Bref, vous aimeriez un peu, être
une star du rock...
Et
on vous comprend. Mais avant de vous lancer toute moustache dehors
dans cette carrière, réfléchissez bien. Pensez au pour, au contre et au
pourquoi qui risquent de guider votre vie de star de la gratte et des
riffs et des sauts de scènes et des hurlements et des chambres d'hotel
qu'on s'obstine à détruire ne serait ce que parce qu'on ne peut pas
faire autrement, c'est les usages dans le métier, alors qu'on
aimerait parfois dormir un peu tranquille dans un bon Formule 1.
Il suffit juste de fermer les yeux et d'imaginer (et puis de les rouvrir parce que c'est pas pratique pour lire)
L'ultra Pour
Seul
sur scène avec ma grande bouche et mon bandana qui retient un océan de
sueur, je démarre un putain de solo qui décolle les oreilles et rend la
foule quasi-hystérique. Je m'approche du rebord de la scène, j'évite
deux strings et un caleçon, je croise le regard d'une jeune fan plutôt
mignonne. Je lui souris. Elle n'en revient pas. Sa copine à côté hurle
à s'en faire péter les cordes. Elles tombent amoureuses instantanément.

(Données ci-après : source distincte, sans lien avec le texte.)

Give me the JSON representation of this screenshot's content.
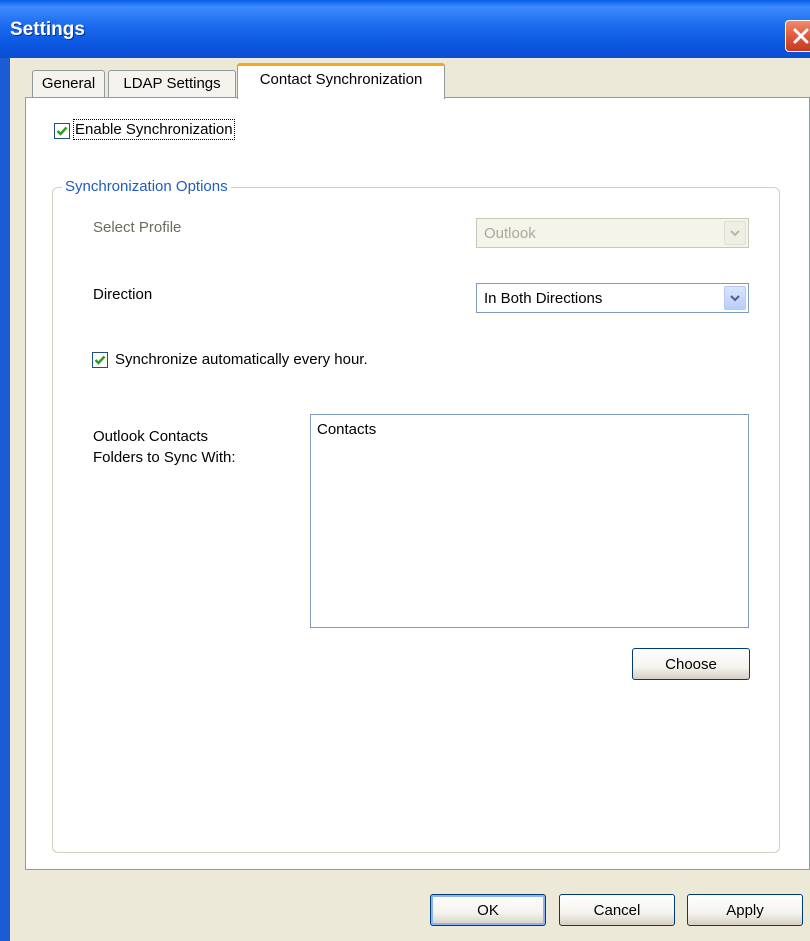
{
  "window": {
    "title": "Settings"
  },
  "tabs": [
    {
      "label": "General"
    },
    {
      "label": "LDAP Settings"
    },
    {
      "label": "Contact Synchronization",
      "active": true
    }
  ],
  "enable_sync": {
    "label": "Enable Synchronization",
    "checked": true
  },
  "options_group": {
    "legend": "Synchronization Options",
    "select_profile": {
      "label": "Select Profile",
      "value": "Outlook",
      "disabled": true
    },
    "direction": {
      "label": "Direction",
      "value": "In Both Directions"
    },
    "auto_sync": {
      "label": "Synchronize automatically every hour.",
      "checked": true
    },
    "folders": {
      "label_line1": "Outlook Contacts",
      "label_line2": "Folders to Sync With:",
      "items": [
        "Contacts"
      ]
    },
    "choose_label": "Choose"
  },
  "footer": {
    "ok_label": "OK",
    "cancel_label": "Cancel",
    "apply_label": "Apply"
  },
  "colors": {
    "titlebar": "#0A56DA",
    "dialog_bg": "#ECE9D8",
    "legend": "#1F5CBF",
    "tab_highlight": "#F5A623",
    "checkmark": "#21A121"
  },
  "icons": {
    "close": "close-icon",
    "checkbox": "check-icon",
    "dropdown": "chevron-down-icon"
  }
}
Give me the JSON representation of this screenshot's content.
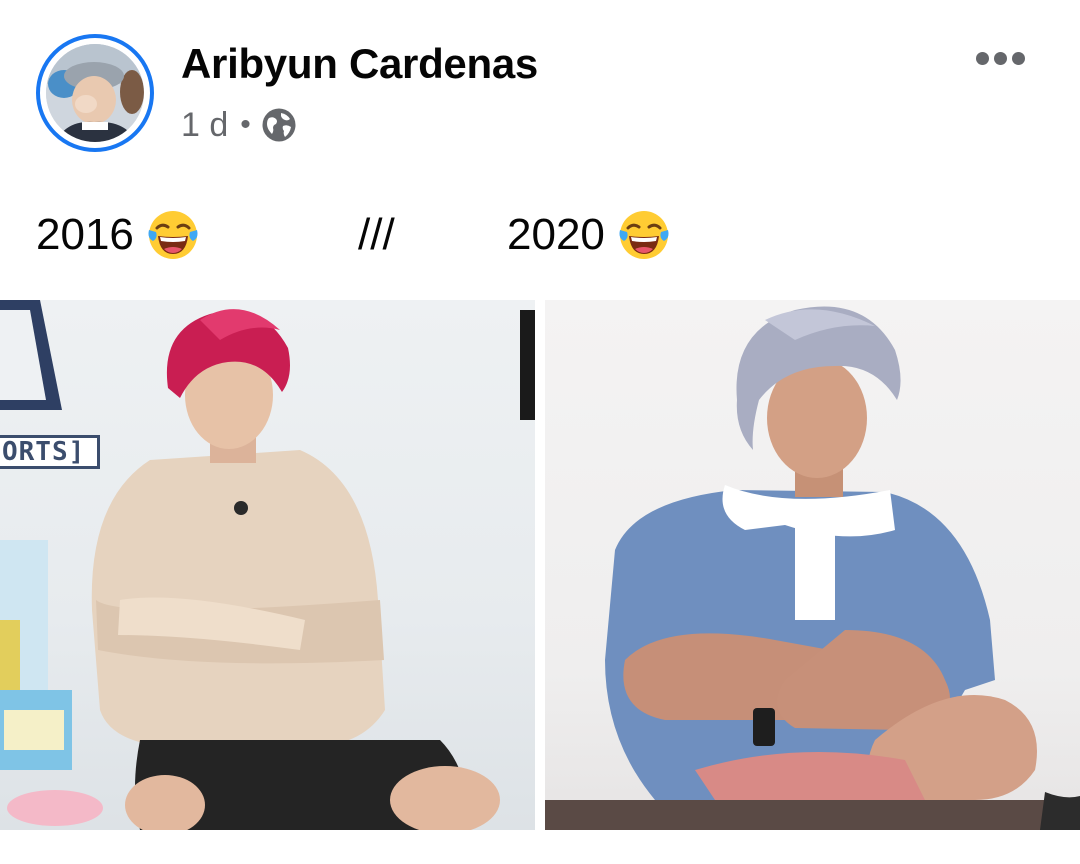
{
  "post": {
    "author_name": "Aribyun Cardenas",
    "timestamp": "1 d",
    "separator": "•",
    "privacy_icon": "globe-icon",
    "more_icon": "more-horizontal-icon"
  },
  "caption": {
    "left_year": "2016",
    "divider": "///",
    "right_year": "2020",
    "emoji": "face-with-tears-of-joy-emoji"
  },
  "photos": {
    "left_sign_text": "ORTS]"
  },
  "colors": {
    "accent": "#1877f2",
    "secondary_text": "#65676b",
    "primary_text": "#050505"
  }
}
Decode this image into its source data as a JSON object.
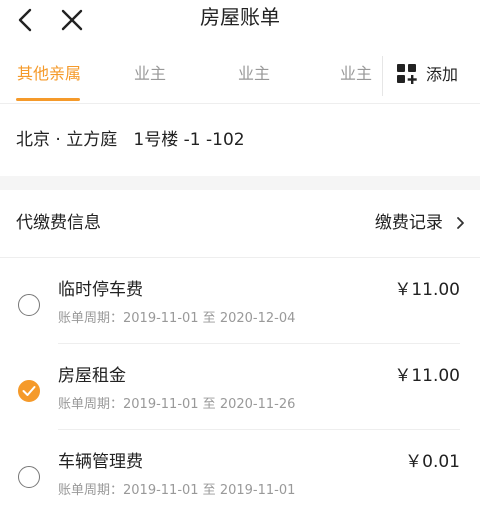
{
  "header": {
    "title": "房屋账单",
    "back_icon": "back-arrow-icon",
    "close_icon": "close-icon"
  },
  "tabs": [
    {
      "label": "其他亲属",
      "active": true
    },
    {
      "label": "业主",
      "active": false
    },
    {
      "label": "业主",
      "active": false
    },
    {
      "label": "业主",
      "active": false
    }
  ],
  "add_button": {
    "label": "添加",
    "icon": "grid-add-icon"
  },
  "address": "北京 · 立方庭   1号楼 -1 -102",
  "section": {
    "title": "代缴费信息",
    "records_label": "缴费记录"
  },
  "colors": {
    "accent": "#f59a2a",
    "text": "#222222",
    "muted": "#999999"
  },
  "bills": [
    {
      "name": "临时停车费",
      "amount": "￥11.00",
      "period": "账单周期：2019-11-01 至 2020-12-04",
      "checked": false
    },
    {
      "name": "房屋租金",
      "amount": "￥11.00",
      "period": "账单周期：2019-11-01 至 2020-11-26",
      "checked": true
    },
    {
      "name": "车辆管理费",
      "amount": "￥0.01",
      "period": "账单周期：2019-11-01 至 2019-11-01",
      "checked": false
    }
  ]
}
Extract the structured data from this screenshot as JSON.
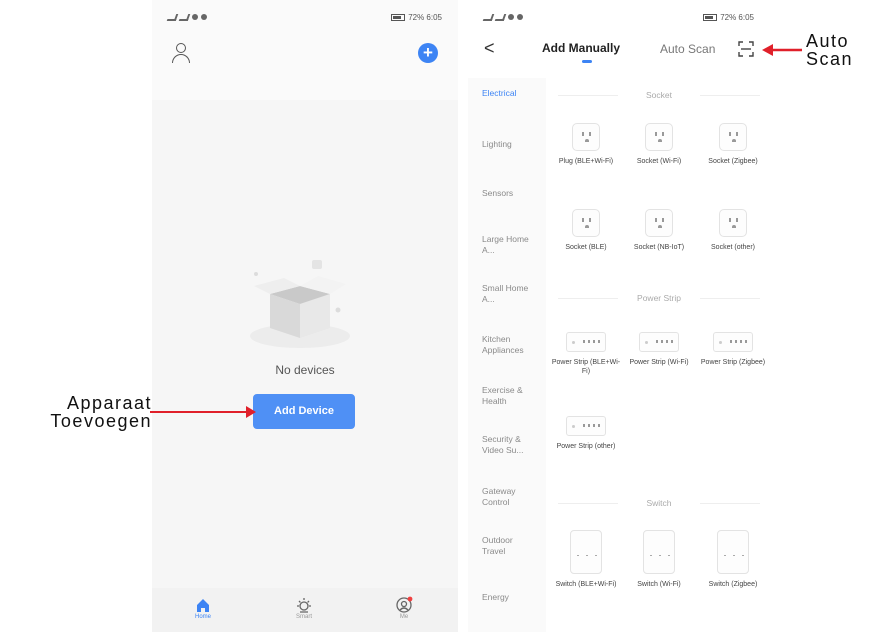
{
  "left_screen": {
    "status_left": "4G 4G",
    "status_right": "72% 6:05",
    "plus_glyph": "+",
    "empty_text": "No devices",
    "add_device_label": "Add Device",
    "tabs": [
      {
        "label": "Home",
        "icon": "home-icon"
      },
      {
        "label": "Smart",
        "icon": "sun-icon"
      },
      {
        "label": "Me",
        "icon": "profile-icon"
      }
    ]
  },
  "right_screen": {
    "status_left": "4G 4G",
    "status_right": "72% 6:05",
    "back_glyph": "<",
    "tab_manual": "Add Manually",
    "tab_auto": "Auto Scan",
    "categories": [
      "Electrical",
      "Lighting",
      "Sensors",
      "Large Home A...",
      "Small Home A...",
      "Kitchen Appliances",
      "Exercise & Health",
      "Security & Video Su...",
      "Gateway Control",
      "Outdoor Travel",
      "Energy"
    ],
    "sections": {
      "socket": "Socket",
      "power_strip": "Power Strip",
      "switch": "Switch"
    },
    "devices": {
      "socket": [
        "Plug (BLE+Wi-Fi)",
        "Socket (Wi-Fi)",
        "Socket (Zigbee)",
        "Socket (BLE)",
        "Socket (NB-IoT)",
        "Socket (other)"
      ],
      "power_strip": [
        "Power Strip (BLE+Wi-Fi)",
        "Power Strip (Wi-Fi)",
        "Power Strip (Zigbee)",
        "Power Strip (other)"
      ],
      "switch": [
        "Switch (BLE+Wi-Fi)",
        "Switch (Wi-Fi)",
        "Switch (Zigbee)"
      ]
    }
  },
  "annotations": {
    "left": "Apparaat Toevoegen",
    "right": "Auto Scan"
  },
  "colors": {
    "accent": "#3d84f4",
    "button": "#4f90f5",
    "arrow": "#e0202a"
  }
}
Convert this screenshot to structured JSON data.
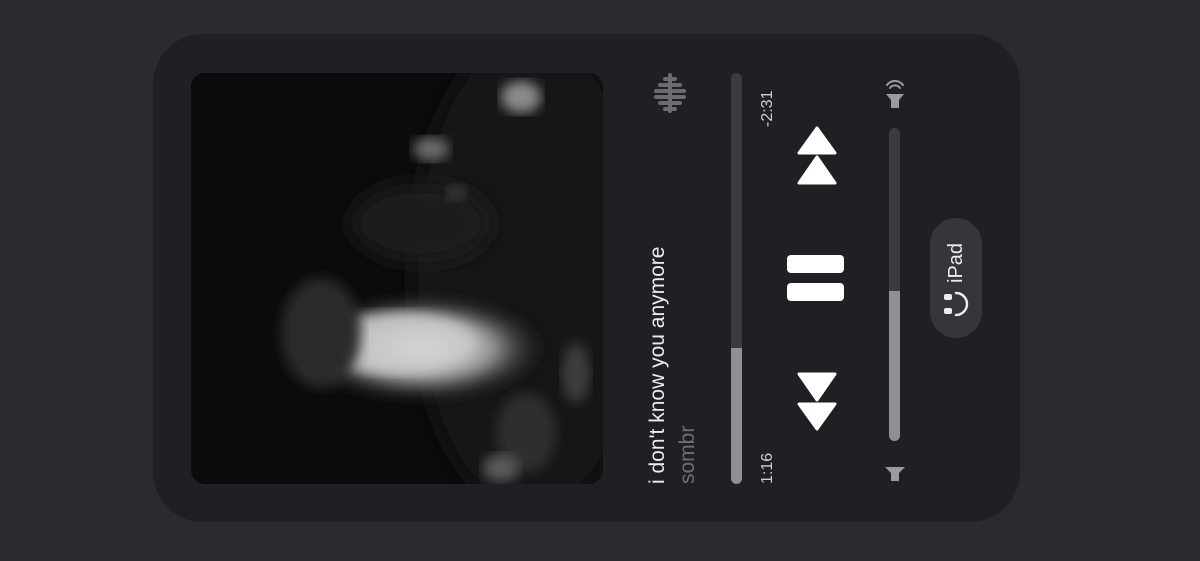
{
  "now_playing": {
    "title": "i don't know you anymore",
    "artist": "sombr",
    "elapsed": "1:16",
    "remaining": "-2:31",
    "progress": 0.33
  },
  "controls": {
    "airplay_icon": "airplay-waveform-icon",
    "previous_icon": "backward-icon",
    "play_pause_icon": "pause-icon",
    "next_icon": "forward-icon"
  },
  "volume": {
    "level": 0.48,
    "high_icon": "speaker-high-icon",
    "low_icon": "speaker-low-icon"
  },
  "output_device": {
    "label": "iPad",
    "icon": "headphones-icon"
  },
  "colors": {
    "background": "#2b2b2f",
    "panel": "#1f2023",
    "text_primary": "#ededed",
    "text_secondary": "#6e6f74",
    "track": "#3a3b40",
    "track_fill": "#8f9096"
  }
}
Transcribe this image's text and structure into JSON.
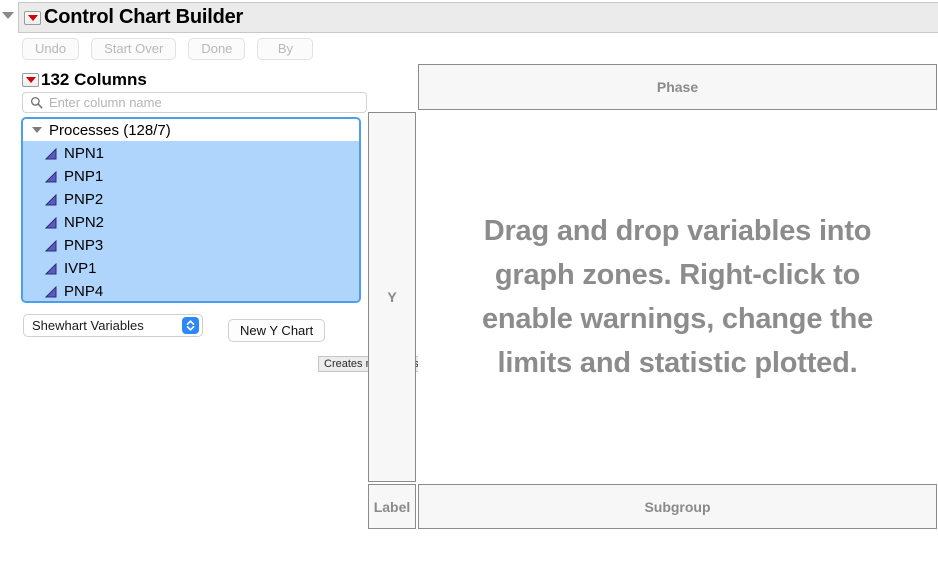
{
  "window": {
    "title": "Control Chart Builder",
    "twisty_icon": "disclosure-triangle-icon",
    "red_twisty_icon": "red-disclosure-triangle-icon"
  },
  "toolbar": {
    "buttons": [
      {
        "label": "Undo"
      },
      {
        "label": "Start Over"
      },
      {
        "label": "Done"
      },
      {
        "label": "By"
      }
    ]
  },
  "columns_panel": {
    "count_label": "132 Columns",
    "search": {
      "placeholder": "Enter column name",
      "value": "",
      "icon": "search-icon"
    },
    "group": {
      "label": "Processes (128/7)",
      "caret_icon": "triangle-down-icon"
    },
    "items": [
      {
        "label": "NPN1",
        "icon": "continuous-variable-icon"
      },
      {
        "label": "PNP1",
        "icon": "continuous-variable-icon"
      },
      {
        "label": "PNP2",
        "icon": "continuous-variable-icon"
      },
      {
        "label": "NPN2",
        "icon": "continuous-variable-icon"
      },
      {
        "label": "PNP3",
        "icon": "continuous-variable-icon"
      },
      {
        "label": "IVP1",
        "icon": "continuous-variable-icon"
      },
      {
        "label": "PNP4",
        "icon": "continuous-variable-icon"
      }
    ],
    "selection_color": "#b0d5fd",
    "focus_border_color": "#4a9eea"
  },
  "controls": {
    "statistic_select": {
      "value": "Shewhart Variables",
      "stepper_icon": "up-down-chevron-icon",
      "stepper_color": "#2f88f7"
    },
    "new_y_chart_button": "New Y Chart",
    "tooltip": "Creates new charts for all selected columns."
  },
  "zones": {
    "phase": "Phase",
    "y": "Y",
    "label": "Label",
    "subgroup": "Subgroup",
    "drop_message": "Drag and drop variables into graph zones. Right-click to enable warnings, change the limits and statistic plotted."
  }
}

Je souris encore mais cette fois ci avec un rien de distance avant de
repartir dans le fond.
L'ambiance est chaude, gonflée à bloc... Encore quarante minutes de concert. Et la nuit ne fait que commencer.
Le Pour :
- Parce que je veux dire quand t'es là que tu sens
que y a comme une communion tu vois, c'est eux, c'est nous, c'est... on
est... on communie si t'oi ce que j'eux dire. On fait l'amour par la
musique, moi ma guitare, c'est un mojo géant, chaque note c'est un
orgasme dans la foule. Et tu le vois, tu vois, les filles enfin les
femmes, elles sont... Enfin... Y a comme un vent de liberté tu vois
et en même temps, c'est prenant, y a des sensations extrêmes... Et
c'est pour ça que tu peux pas y échapper, c'est dans les trips, tu vois
et ... (écrivez la suite) ...
Le Contre :
-C'est
tous les soirs. Alors au début, certes c'est amusant . On balance un
gros son, on joue de la gratte avec la langue (ça impressionne
toujours), on saute en l'air, on sue comme un veau, on renifle les sous
vêtements jetés avec un air inspiré. On est libre et tout.. Et le
lendemain, alors qu'on aurait bien fait une partie de Katamari, il faut
y retourner. Même gros son, même jeu de guitare languien,
même reniflement, même sueur mais moins parce qu'on s'est habitué. Et
après quinze jours de ce régime, on monte sur scène, on fait un saut
normal de liberté, on joue avec la langue qui est devenue tellement
musclée qu'on zozotte toute la journée, on évite les strings en se
disant que vraiment, y a aucun respect, on est libre mais ça commence à
faire chier de pas pouvoir mater la télé tranquille alors qu'on se
serait bien posé devant le premier Nouvelle Star venu.
Le Re-Pour
-
Beau ou moche, toutes les femmes vous aiment. Même celles qui font mine
de. Après l'amour, un dernier joint, on sort la guitare et on compose
nu. La compagne du soir est fort impressionnée. En direct de l'antre de
la bête de scène, elle assiste à un instant de Création qui sera peut
être un Tube International. Elle pourra dire "J'y étais". Elle vous
conseille quelque chose, un petit rien qui fait toute la différence.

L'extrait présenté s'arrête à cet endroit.